The Trump administration has started canceling National Endowment for the Arts (NEA) grants, and the terminations are hitting Western New York.
Buffalo’s Torn Space Theater is one of the local organizations impacted. The group’s Artistic Director and Assistant Professor at Daemen University, Dan Shanahan, received an email late Friday notifying him that their NEA grant of $25,000 is to be terminated at the end of the month “in furtherance of the Administration’s agenda.”
The money was to support a two-year project which opens with a digital multimedia performance, Friday. Shanahan said the agency has traditionally served a vital role for a wealth of different organizations.
"The NEA is truly a bipartisan funding agency," he said. "Their funding supports nearly every congressional district across the United States whether it be urban or rural environments. They support youth programs, they support projects that assist veterans, they support experimental theater like us, so it's a real wide gamut."
Shanahan added the performances will go ahead this weekend but that the rest of the project, which involved artist workshops and an artist residency, will likely be "scaled back."
An excerpt of the email received by Torn Space Theater reads: "The NEA is updating its grantmaking policy priorities to focus funding on projects that reflect the nation's rich artistic heritage and creativity as prioritized by the President. Consequently, we are terminating awards that fall outside these new priorities."
Shanahan was informed that Torn Space Theater's project "does not align with these priorities," and will be terminated at the end of the month.
Just Buffalo Literary Center received that same notification, Friday. Much of their NEA grant was slated to fund the organization’s flagship Babel Author Series, which brings four celebrated authors from around the world to Buffalo each year.
Executive and Artistic Director, Barbara Cole, said the cash also helps to provide free tickets for younger audiences and those who may not be able to buy one.
"If we don't have that funding - and not just us but any arts and cultural - that's going to mean that only an elite privileged class gets to go to arts organizations, or go to arts events, or go to the theater. We're creating potentially this huge divide where only certain citizens get to do certain things and only certain institutions will be able to survive," Cole said.

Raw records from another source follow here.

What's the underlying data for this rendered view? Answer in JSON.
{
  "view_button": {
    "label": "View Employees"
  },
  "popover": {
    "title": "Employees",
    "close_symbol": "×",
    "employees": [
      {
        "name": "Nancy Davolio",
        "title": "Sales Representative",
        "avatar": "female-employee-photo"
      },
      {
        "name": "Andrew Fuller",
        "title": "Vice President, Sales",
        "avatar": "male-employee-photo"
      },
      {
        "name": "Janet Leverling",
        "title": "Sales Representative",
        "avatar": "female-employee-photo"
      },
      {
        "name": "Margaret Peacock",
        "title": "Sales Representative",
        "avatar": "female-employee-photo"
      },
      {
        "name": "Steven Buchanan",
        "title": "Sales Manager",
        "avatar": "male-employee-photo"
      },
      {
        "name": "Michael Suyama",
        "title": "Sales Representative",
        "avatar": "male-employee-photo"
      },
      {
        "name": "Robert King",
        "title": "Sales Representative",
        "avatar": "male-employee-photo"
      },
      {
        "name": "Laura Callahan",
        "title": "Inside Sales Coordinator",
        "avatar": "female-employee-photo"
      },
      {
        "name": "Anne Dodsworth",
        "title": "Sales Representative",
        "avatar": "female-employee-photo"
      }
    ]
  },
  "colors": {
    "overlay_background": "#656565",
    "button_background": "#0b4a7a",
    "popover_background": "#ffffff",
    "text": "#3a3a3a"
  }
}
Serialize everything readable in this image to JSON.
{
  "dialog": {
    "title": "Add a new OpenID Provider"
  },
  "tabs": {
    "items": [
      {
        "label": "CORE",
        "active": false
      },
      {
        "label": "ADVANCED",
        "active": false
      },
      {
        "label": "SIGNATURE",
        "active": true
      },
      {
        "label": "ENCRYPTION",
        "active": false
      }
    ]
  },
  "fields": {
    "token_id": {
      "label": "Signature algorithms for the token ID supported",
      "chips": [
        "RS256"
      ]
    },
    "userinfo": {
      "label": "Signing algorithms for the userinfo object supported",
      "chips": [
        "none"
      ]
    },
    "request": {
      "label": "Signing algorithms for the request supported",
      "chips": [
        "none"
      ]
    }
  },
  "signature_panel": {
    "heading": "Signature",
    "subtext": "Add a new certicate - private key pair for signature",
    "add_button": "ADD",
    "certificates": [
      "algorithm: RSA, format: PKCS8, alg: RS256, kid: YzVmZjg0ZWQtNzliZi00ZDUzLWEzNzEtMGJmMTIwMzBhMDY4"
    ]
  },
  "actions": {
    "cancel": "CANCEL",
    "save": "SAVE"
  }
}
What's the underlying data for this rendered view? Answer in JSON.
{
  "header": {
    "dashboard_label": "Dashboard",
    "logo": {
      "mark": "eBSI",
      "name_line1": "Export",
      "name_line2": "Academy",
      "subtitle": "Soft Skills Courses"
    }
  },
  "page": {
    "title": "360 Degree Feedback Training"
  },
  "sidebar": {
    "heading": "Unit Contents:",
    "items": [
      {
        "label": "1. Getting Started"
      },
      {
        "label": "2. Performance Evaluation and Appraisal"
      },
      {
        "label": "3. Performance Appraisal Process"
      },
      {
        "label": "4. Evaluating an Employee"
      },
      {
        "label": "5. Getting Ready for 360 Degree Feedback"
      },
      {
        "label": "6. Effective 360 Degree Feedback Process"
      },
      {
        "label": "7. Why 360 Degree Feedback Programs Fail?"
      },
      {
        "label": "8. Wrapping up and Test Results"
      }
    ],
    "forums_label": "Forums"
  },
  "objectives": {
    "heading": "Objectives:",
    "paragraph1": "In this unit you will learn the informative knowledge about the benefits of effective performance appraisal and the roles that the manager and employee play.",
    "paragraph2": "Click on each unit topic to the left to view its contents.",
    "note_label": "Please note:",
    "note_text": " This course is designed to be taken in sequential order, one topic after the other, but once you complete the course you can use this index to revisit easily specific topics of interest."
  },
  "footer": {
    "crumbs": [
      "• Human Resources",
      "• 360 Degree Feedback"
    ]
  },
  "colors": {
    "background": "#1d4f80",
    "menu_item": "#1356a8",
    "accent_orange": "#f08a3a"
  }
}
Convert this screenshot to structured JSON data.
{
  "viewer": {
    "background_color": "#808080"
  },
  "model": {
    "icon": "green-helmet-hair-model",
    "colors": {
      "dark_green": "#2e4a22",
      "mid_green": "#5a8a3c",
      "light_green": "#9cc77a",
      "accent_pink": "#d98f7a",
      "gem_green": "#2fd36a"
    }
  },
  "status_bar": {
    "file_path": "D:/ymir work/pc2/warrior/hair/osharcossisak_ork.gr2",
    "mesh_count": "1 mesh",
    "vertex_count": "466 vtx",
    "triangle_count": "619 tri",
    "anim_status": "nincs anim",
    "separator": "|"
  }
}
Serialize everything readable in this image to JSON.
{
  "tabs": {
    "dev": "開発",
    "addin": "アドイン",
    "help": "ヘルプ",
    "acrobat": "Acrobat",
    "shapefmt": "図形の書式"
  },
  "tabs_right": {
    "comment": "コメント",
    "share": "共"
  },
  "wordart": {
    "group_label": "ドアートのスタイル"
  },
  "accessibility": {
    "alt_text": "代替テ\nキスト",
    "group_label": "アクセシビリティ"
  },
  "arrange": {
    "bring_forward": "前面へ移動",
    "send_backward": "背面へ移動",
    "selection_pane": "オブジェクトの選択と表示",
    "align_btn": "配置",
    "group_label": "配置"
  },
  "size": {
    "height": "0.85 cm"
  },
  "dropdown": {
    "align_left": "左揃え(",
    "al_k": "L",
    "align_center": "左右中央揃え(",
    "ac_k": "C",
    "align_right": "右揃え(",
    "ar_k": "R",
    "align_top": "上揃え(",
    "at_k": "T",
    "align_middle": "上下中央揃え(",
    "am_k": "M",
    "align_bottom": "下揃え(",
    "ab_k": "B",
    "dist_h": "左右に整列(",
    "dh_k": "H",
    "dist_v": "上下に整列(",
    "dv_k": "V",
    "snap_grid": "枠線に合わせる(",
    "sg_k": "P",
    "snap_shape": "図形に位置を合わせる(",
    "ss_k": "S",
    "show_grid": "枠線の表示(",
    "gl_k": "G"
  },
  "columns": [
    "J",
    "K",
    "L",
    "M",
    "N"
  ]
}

The emails were sent to hundreds of organizations across the U.S. according to NPR, and came just hours after President Trump proposed eliminating the agency from the federal budget.
The NEA - which did not yet respond to BTPM NPR's request for comment - is among a group of "small agency eliminations" proposed by the Trump administration's 2026 Discretionary Budget Request, alongside the National Endowment for the Humanities and the Institute of Museum and Library Services.
It is currently funded at $207 million, which represents 0.003% of the total federal budget according to an NEA fact sheet from 2022.
Just Buffalo Literary Center was due to receive a $10,000 Humanities New York grant which Cole said they are also not getting because it is housed under the National Endowment for the Humanities.
"So the ripple effect is actually much more complicated than a single number," she said.
"And the even greater concern is that we're not the only organization, so we're aware of how many of our peers are in the same boat. And what are we all going to be doing to try to fix the shortfall? We're all turning to individual donations. So this devastating decision is going to end up impacting everyday citizens who are already facing increased costs and inflation."